Everything is explained in the Explanation section, except for the lines 17-20.

• maxALeft: $a_{i-1}$
• maxBLeft: $b_{j-1}$
• minARight: $a_i$
• minBRight: $b_j$

We must note that a partition of $A$ and $B$ by $x$ may be empty.

Take $A = [1, 2]$ and $B = [3, 4]$, where the median $2.5$ is not in the middle of the two arrays.

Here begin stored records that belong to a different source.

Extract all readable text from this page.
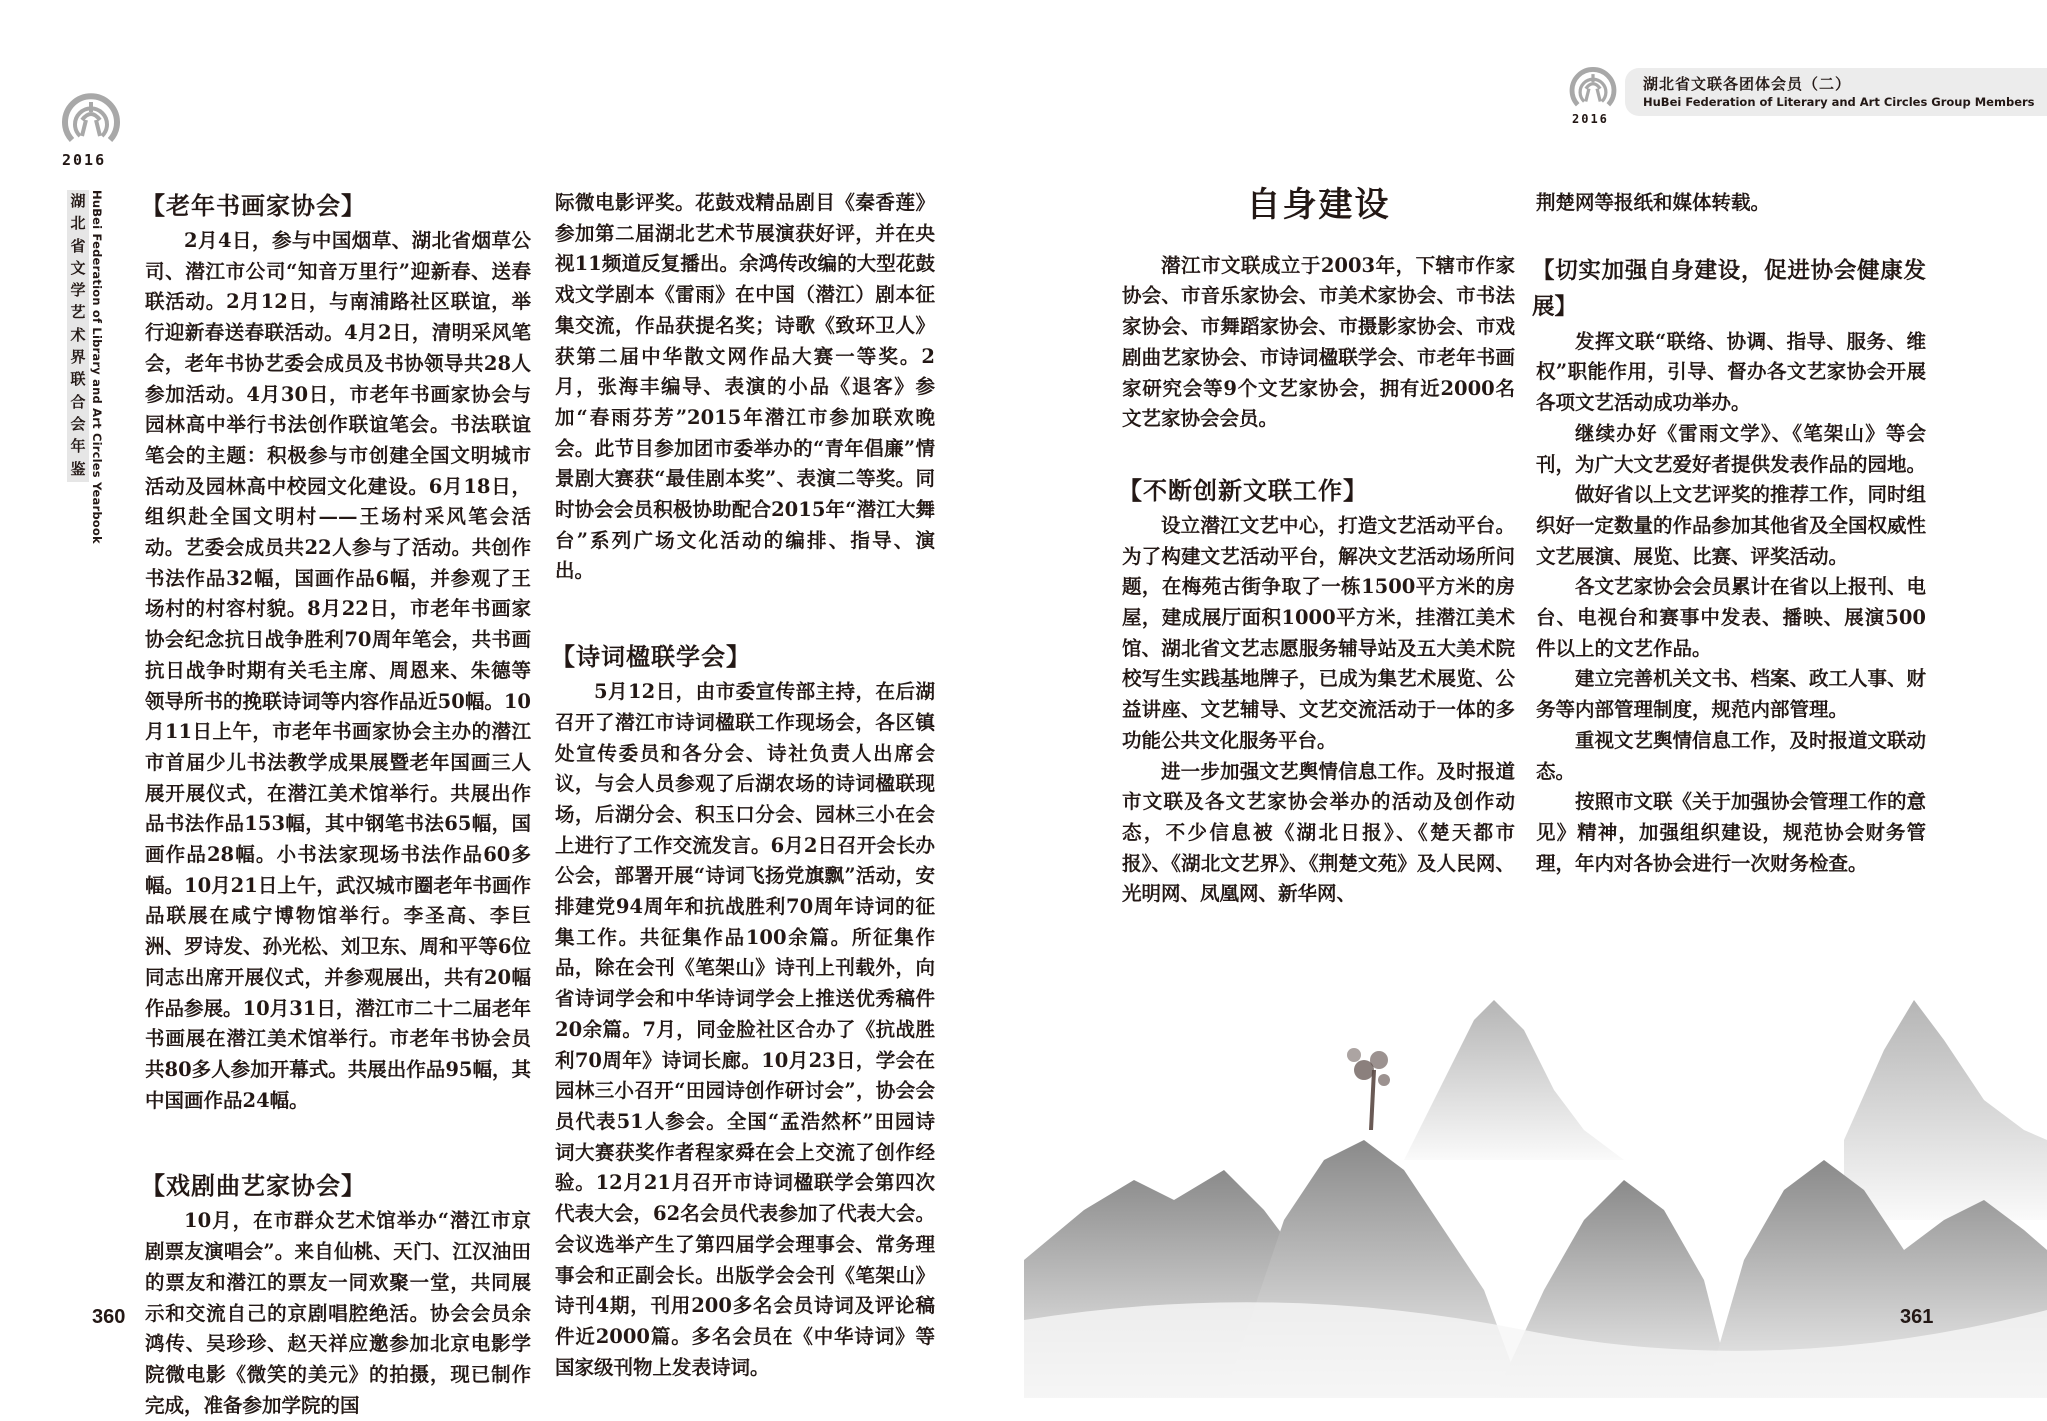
2016
湖
北
省
文
学
艺
术
界
联
合
会
年
鉴 HuBei Federation of Library and Art Circles Yearbook 【老年书画家协会】

2月4日，参与中国烟草、湖北省烟草公司、潜江市公司“知音万里行”迎新春、送春联活动。2月12日，与南浦路社区联谊，举行迎新春送春联活动。4月2日，清明采风笔会，老年书协艺委会成员及书协领导共28人参加活动。4月30日，市老年书画家协会与园林高中举行书法创作联谊笔会。书法联谊笔会的主题：积极参与市创建全国文明城市活动及园林高中校园文化建设。6月18日，组织赴全国文明村——王场村采风笔会活动。艺委会成员共22人参与了活动。共创作书法作品32幅，国画作品6幅，并参观了王场村的村容村貌。8月22日，市老年书画家协会纪念抗日战争胜利70周年笔会，共书画抗日战争时期有关毛主席、周恩来、朱德等领导所书的挽联诗词等内容作品近50幅。10月11日上午，市老年书画家协会主办的潜江市首届少儿书法教学成果展暨老年国画三人展开展仪式，在潜江美术馆举行。共展出作品书法作品153幅，其中钢笔书法65幅，国画作品28幅。小书法家现场书法作品60多幅。10月21日上午，武汉城市圈老年书画作品联展在咸宁博物馆举行。李圣高、李巨洲、罗诗发、孙光松、刘卫东、周和平等6位同志出席开展仪式，并参观展出，共有20幅作品参展。10月31日，潜江市二十二届老年书画展在潜江美术馆举行。市老年书协会员共80多人参加开幕式。共展出作品95幅，其中国画作品24幅。

【戏剧曲艺家协会】

10月，在市群众艺术馆举办“潜江市京剧票友演唱会”。来自仙桃、天门、江汉油田的票友和潜江的票友一同欢聚一堂，共同展示和交流自己的京剧唱腔绝活。协会会员余鸿传、吴珍珍、赵天祥应邀参加北京电影学院微电影《微笑的美元》的拍摄，现已制作完成，准备参加学院的国

际微电影评奖。花鼓戏精品剧目《秦香莲》参加第二届湖北艺术节展演获好评，并在央视11频道反复播出。余鸿传改编的大型花鼓戏文学剧本《雷雨》在中国（潜江）剧本征集交流，作品获提名奖；诗歌《致环卫人》获第二届中华散文网作品大赛一等奖。2月，张海丰编导、表演的小品《退客》参加“春雨芬芳”2015年潜江市参加联欢晚会。此节目参加团市委举办的“青年倡廉”情景剧大赛获“最佳剧本奖”、表演二等奖。同时协会会员积极协助配合2015年“潜江大舞台”系列广场文化活动的编排、指导、演出。

【诗词楹联学会】

5月12日，由市委宣传部主持，在后湖召开了潜江市诗词楹联工作现场会，各区镇处宣传委员和各分会、诗社负责人出席会议，与会人员参观了后湖农场的诗词楹联现场，后湖分会、积玉口分会、园林三小在会上进行了工作交流发言。6月2日召开会长办公会，部署开展“诗词飞扬党旗飘”活动，安排建党94周年和抗战胜利70周年诗词的征集工作。共征集作品100余篇。所征集作品，除在会刊《笔架山》诗刊上刊载外，向省诗词学会和中华诗词学会上推送优秀稿件20余篇。7月，同金脸社区合办了《抗战胜利70周年》诗词长廊。10月23日，学会在园林三小召开“田园诗创作研讨会”，协会会员代表51人参会。全国“孟浩然杯”田园诗词大赛获奖作者程家舜在会上交流了创作经验。12月21月召开市诗词楹联学会第四次代表大会，62名会员代表参加了代表大会。会议选举产生了第四届学会理事会、常务理事会和正副会长。出版学会会刊《笔架山》诗刊4期，刊用200多名会员诗词及评论稿件近2000篇。多名会员在《中华诗词》等国家级刊物上发表诗词。

360
2016
湖北省文联各团体会员（二）
HuBei Federation of Literary and Art Circles Group Members
自身建设

潜江市文联成立于2003年，下辖市作家协会、市音乐家协会、市美术家协会、市书法家协会、市舞蹈家协会、市摄影家协会、市戏剧曲艺家协会、市诗词楹联学会、市老年书画家研究会等9个文艺家协会，拥有近2000名文艺家协会会员。

【不断创新文联工作】

设立潜江文艺中心，打造文艺活动平台。为了构建文艺活动平台，解决文艺活动场所问题，在梅苑古街争取了一栋1500平方米的房屋，建成展厅面积1000平方米，挂潜江美术馆、湖北省文艺志愿服务辅导站及五大美术院校写生实践基地牌子，已成为集艺术展览、公益讲座、文艺辅导、文艺交流活动于一体的多功能公共文化服务平台。

进一步加强文艺舆情信息工作。及时报道市文联及各文艺家协会举办的活动及创作动态，不少信息被《湖北日报》、《楚天都市报》、《湖北文艺界》、《荆楚文苑》及人民网、光明网、凤凰网、新华网、

荆楚网等报纸和媒体转载。

【切实加强自身建设，促进协会健康发展】

发挥文联“联络、协调、指导、服务、维权”职能作用，引导、督办各文艺家协会开展各项文艺活动成功举办。

继续办好《雷雨文学》、《笔架山》等会刊，为广大文艺爱好者提供发表作品的园地。

做好省以上文艺评奖的推荐工作，同时组织好一定数量的作品参加其他省及全国权威性文艺展演、展览、比赛、评奖活动。

各文艺家协会会员累计在省以上报刊、电台、电视台和赛事中发表、播映、展演500件以上的文艺作品。

建立完善机关文书、档案、政工人事、财务等内部管理制度，规范内部管理。

重视文艺舆情信息工作，及时报道文联动态。

按照市文联《关于加强协会管理工作的意见》精神，加强组织建设，规范协会财务管理，年内对各协会进行一次财务检查。

361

\[\begin{gather*} A_{left} = [1, 2] \mid A_{right} = [] \\[1em] B_{left} = [] \mid B_{right} = [3, 4] \end{gather*}\]

We want $a_{i-1} \le b_j$ and $b_{j-1} \le a_i$, but we can’t compare $b_{j-1}$ and $a_i$ because $B_{left}$ and $A_{right}$ are empty.

That is why we need to turn them into

\[\begin{gather*} A_{left} = [1, 2] \mid A_{right} = [\infty] \\[1em] B_{left} = [-\infty] \mid B_{right} = [3, 4] \end{gather*}\]

By setting $a_{i-1}, b_{j-1} = -\infty$ and $a_i, b_j = \infty$, when indices are out of bound.

The complexity is $O(\log(\min(m, n)))$.